A McLaren pediu a Lando Norris que cedesse a liderança a Oscar Piastri durante as longas etapas, e o australiano acabou por obedecer, permitindo que o seu companheiro de equipa o ultrapassasse na via das boxes, o que provocou tensões na garagem.
O drama interno na McLaren atingiu o seu auge na Hungria, onde a primeira vitória duramente conquistada por Oscar Piastri foi manchada pela controvérsia e levantou questões sobre a hierarquia da equipa. O triunfo do australiano, a 115ª vitória na história da Fórmula 1, ocorreu após um duelo tenso de quinze voltas com seu companheiro de equipe Lando Norris, que destacou a complexidade das ordens de equipe modernas.

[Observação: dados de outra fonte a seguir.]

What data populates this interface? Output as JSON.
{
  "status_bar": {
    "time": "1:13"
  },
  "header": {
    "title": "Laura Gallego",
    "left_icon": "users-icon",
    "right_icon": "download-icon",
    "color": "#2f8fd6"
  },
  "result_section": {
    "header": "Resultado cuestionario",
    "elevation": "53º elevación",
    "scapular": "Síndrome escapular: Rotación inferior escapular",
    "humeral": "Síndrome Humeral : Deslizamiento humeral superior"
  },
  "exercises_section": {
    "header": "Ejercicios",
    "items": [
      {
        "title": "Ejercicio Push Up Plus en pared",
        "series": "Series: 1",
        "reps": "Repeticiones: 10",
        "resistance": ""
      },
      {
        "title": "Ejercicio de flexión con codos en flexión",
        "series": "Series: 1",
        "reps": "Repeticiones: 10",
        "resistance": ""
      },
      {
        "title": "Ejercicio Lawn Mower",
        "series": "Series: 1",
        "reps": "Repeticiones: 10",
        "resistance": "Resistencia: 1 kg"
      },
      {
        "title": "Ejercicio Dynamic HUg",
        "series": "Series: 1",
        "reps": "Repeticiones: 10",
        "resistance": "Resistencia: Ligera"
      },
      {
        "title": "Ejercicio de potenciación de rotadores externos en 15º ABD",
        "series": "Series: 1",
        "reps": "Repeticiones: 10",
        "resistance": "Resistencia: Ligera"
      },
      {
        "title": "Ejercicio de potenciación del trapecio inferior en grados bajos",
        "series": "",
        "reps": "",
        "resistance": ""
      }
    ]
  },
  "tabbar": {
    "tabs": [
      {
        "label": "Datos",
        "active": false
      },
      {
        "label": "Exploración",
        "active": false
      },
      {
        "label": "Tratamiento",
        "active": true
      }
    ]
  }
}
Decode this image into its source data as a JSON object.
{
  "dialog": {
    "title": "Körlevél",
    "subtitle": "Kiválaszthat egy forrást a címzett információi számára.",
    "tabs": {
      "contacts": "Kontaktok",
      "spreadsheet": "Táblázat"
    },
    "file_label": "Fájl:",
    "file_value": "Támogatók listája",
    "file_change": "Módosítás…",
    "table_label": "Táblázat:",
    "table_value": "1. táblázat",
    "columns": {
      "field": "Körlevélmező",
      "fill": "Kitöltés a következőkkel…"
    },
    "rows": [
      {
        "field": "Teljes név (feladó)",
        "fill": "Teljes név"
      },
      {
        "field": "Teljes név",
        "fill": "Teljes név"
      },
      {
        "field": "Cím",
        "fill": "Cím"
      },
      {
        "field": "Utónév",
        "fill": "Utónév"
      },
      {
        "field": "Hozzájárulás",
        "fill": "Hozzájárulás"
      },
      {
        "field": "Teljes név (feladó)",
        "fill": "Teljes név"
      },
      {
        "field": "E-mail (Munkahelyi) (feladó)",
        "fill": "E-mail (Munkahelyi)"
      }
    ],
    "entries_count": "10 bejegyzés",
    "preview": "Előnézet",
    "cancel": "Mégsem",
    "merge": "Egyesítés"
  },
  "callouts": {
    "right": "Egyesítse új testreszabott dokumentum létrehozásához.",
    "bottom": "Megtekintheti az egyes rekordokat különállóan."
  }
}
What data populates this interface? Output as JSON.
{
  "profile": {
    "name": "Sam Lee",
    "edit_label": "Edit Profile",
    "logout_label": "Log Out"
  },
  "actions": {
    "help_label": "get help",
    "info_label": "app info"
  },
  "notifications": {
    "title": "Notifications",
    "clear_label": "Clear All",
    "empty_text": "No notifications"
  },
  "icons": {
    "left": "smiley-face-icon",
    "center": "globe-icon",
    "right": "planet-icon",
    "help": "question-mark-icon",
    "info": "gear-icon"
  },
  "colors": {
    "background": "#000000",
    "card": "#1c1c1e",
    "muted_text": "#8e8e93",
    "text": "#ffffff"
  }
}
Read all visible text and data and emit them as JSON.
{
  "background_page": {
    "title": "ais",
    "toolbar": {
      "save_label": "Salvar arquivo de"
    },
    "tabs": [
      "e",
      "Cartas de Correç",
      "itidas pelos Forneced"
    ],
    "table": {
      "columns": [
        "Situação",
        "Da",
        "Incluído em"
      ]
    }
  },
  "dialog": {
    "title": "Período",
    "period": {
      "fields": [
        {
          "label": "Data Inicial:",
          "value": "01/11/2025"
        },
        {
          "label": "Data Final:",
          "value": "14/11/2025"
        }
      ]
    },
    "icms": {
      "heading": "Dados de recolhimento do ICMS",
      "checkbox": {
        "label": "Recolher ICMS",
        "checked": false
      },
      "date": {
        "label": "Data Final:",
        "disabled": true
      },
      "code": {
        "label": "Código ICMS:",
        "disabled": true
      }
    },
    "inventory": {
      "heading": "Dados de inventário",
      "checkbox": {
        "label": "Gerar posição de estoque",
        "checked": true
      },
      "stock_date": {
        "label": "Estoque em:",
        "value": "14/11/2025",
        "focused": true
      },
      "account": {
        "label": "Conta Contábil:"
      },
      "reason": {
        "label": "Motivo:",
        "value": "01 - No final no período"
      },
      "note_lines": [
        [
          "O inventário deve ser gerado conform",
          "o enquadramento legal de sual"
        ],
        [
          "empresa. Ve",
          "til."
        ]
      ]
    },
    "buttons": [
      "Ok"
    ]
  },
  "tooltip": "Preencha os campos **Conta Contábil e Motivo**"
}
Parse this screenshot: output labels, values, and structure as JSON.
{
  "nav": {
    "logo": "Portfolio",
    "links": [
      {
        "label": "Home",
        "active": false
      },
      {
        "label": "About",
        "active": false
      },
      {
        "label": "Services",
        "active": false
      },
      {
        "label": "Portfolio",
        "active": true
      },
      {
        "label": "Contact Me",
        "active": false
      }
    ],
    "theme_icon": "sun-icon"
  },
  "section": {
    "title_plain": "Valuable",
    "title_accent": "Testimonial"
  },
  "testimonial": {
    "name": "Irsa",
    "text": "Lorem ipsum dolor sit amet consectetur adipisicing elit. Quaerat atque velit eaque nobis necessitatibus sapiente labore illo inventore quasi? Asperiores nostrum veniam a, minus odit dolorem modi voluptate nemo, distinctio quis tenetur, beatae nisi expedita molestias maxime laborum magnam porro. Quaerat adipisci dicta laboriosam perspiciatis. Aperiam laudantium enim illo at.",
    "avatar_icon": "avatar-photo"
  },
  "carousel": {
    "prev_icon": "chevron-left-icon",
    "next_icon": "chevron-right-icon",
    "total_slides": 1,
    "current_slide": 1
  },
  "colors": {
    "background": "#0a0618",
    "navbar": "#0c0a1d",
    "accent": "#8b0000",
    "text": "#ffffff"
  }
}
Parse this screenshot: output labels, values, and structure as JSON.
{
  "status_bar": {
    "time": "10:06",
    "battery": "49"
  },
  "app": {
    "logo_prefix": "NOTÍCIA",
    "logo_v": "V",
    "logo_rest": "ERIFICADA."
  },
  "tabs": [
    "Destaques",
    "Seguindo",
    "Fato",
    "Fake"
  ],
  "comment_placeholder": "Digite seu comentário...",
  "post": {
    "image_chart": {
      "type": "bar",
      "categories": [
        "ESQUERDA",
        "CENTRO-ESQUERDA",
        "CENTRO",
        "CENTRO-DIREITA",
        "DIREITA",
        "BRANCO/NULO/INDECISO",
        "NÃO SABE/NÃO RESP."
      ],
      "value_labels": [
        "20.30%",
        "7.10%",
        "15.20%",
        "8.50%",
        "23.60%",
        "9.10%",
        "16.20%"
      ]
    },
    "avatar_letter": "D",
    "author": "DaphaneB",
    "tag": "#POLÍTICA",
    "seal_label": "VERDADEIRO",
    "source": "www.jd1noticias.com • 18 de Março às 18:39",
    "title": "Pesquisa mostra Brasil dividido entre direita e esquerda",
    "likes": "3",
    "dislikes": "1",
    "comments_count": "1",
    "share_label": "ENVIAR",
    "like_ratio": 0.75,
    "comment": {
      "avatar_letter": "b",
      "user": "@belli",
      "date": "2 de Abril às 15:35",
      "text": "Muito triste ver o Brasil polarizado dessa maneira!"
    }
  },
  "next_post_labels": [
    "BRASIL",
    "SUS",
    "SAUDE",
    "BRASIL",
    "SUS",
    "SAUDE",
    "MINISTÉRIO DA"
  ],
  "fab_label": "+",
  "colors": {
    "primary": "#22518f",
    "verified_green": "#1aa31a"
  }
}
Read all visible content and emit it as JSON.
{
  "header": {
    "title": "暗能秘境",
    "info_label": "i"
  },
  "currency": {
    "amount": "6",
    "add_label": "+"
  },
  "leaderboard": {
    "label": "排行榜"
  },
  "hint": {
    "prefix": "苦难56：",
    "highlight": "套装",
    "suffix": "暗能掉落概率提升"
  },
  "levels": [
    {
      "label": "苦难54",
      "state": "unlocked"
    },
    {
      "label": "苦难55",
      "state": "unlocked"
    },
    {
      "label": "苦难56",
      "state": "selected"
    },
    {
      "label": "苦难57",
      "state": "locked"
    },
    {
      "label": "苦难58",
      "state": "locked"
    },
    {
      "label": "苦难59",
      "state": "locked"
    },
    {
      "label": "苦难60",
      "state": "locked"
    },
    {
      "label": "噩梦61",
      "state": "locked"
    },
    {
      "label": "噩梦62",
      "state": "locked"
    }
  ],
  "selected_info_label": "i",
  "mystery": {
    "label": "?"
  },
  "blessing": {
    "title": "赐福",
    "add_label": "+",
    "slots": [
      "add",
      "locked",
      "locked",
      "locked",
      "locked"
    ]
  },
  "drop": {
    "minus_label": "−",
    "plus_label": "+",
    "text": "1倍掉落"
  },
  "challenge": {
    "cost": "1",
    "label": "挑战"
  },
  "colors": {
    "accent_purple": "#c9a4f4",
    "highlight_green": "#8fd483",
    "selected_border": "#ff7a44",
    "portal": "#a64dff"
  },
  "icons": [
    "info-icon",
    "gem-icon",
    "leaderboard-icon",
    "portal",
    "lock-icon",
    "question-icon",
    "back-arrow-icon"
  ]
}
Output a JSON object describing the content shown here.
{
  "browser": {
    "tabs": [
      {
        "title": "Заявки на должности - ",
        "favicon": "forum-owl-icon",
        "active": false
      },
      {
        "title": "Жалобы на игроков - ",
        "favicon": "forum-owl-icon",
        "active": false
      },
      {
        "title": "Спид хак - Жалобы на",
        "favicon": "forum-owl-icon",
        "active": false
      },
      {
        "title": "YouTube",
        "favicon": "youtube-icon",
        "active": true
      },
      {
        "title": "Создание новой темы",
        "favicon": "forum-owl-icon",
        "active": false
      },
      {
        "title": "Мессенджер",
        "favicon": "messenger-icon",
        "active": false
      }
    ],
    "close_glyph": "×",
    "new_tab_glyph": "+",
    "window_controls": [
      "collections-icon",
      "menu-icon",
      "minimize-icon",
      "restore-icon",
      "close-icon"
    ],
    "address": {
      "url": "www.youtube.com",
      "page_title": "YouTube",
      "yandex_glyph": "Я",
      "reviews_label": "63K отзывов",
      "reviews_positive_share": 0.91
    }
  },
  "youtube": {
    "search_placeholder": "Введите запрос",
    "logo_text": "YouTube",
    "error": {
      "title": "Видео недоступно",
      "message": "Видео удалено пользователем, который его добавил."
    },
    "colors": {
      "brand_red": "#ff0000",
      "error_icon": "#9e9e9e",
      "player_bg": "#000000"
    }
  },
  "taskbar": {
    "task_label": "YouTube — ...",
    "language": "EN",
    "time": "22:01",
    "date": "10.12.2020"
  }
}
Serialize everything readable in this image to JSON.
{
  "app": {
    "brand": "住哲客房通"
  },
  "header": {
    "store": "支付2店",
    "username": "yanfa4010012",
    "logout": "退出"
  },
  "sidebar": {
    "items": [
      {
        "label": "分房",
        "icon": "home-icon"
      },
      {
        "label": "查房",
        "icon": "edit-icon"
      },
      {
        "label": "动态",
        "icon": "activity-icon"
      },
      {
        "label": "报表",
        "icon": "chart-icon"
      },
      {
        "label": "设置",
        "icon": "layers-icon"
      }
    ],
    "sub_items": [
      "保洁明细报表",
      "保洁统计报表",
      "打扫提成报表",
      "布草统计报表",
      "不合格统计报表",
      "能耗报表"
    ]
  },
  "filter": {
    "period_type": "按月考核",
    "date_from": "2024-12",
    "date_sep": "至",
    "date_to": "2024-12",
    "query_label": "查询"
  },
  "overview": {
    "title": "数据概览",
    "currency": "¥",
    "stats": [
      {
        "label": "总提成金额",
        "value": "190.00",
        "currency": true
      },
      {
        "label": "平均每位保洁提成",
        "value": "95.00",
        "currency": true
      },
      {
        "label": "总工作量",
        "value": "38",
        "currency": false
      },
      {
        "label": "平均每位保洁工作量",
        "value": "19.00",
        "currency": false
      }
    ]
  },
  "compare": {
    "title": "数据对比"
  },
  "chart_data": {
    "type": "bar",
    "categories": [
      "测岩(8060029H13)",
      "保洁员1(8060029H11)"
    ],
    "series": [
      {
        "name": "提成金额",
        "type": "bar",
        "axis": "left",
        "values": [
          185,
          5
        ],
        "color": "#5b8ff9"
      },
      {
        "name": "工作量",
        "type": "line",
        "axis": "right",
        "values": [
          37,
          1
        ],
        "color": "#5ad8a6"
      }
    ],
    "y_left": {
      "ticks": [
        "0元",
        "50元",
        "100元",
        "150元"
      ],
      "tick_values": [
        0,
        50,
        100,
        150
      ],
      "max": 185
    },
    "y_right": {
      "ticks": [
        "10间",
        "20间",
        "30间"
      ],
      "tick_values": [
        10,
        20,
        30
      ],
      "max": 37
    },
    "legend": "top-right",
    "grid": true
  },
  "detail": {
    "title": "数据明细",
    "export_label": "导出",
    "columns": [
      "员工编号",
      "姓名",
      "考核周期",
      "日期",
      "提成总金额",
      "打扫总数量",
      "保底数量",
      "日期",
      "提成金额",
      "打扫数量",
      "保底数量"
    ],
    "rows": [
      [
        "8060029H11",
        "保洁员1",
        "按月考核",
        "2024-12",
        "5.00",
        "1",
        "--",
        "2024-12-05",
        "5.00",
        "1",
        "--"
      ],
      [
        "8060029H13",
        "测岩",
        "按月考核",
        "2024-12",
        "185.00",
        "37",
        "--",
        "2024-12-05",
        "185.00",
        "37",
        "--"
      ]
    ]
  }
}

Norris, que largou na pole position, foi ultrapassado por Piastri na primeira curva e, em seguida, fez uma corrida quase perfeita até a última parada nos boxes. A McLaren optou por trazer Norris primeiro, aparentemente para protegê-lo de Lewis Hamilton, que estava muito atrás, mas esse timing também lhe deu uma vantagem estratégica. Essa decisão preparou o terreno para um confronto: os engenheiros exortaram Norris a desacelerar e deixar Piastri passar, mas o piloto britânico respondeu pelo rádio: “Ele vai ter que me alcançar”, e manteve sua posição enquanto a corrida entrava em sua fase final. Somente quando a equipe lembrou a ele a importância do campeonato como um todo (“Se você quer ganhar o campeonato, vai precisar do Oscar e da equipe”) é que Norris cedeu. A três voltas da chegada, ele desacelerou, cedendo o segundo lugar ao seu compatriota. Essa concessão permitiu que a McLaren terminasse na liderança, mas Norris estava visivelmente abatido, com o ego ferido por esse sacrifício forçado. Este episódio ecoa o famoso caso Ferrari de 2002, em que Rubens Barrichello recebeu ordens para ceder a vitória a Michael Schumacher, provocando uma nova onda de críticas sobre os resultados ditados pelas equipas. Embora as circunstâncias sejam diferentes, a semelhança é difícil de ignorar: a primeira vitória de Piastri parece menos uma conquista a solo e mais o resultado de uma manipulação estratégica. Além das repercussões imediatas, este incidente poderá ter consequências a longo prazo. Se as tensões internas se agravarem, rivais como Max Verstappen poderão tirar partido disso, tal como aconteceu com Alain Prost em 1986. A McLaren, que se prepara para voltar ao sucesso após 16 anos sem títulos, precisa conciliar as ambições de seus pilotos com o objetivo coletivo de levar o carro cor de mamão ao degrau mais alto do pódio, uma façanha já realizada por lendas como Senna, Prost e Hamilton.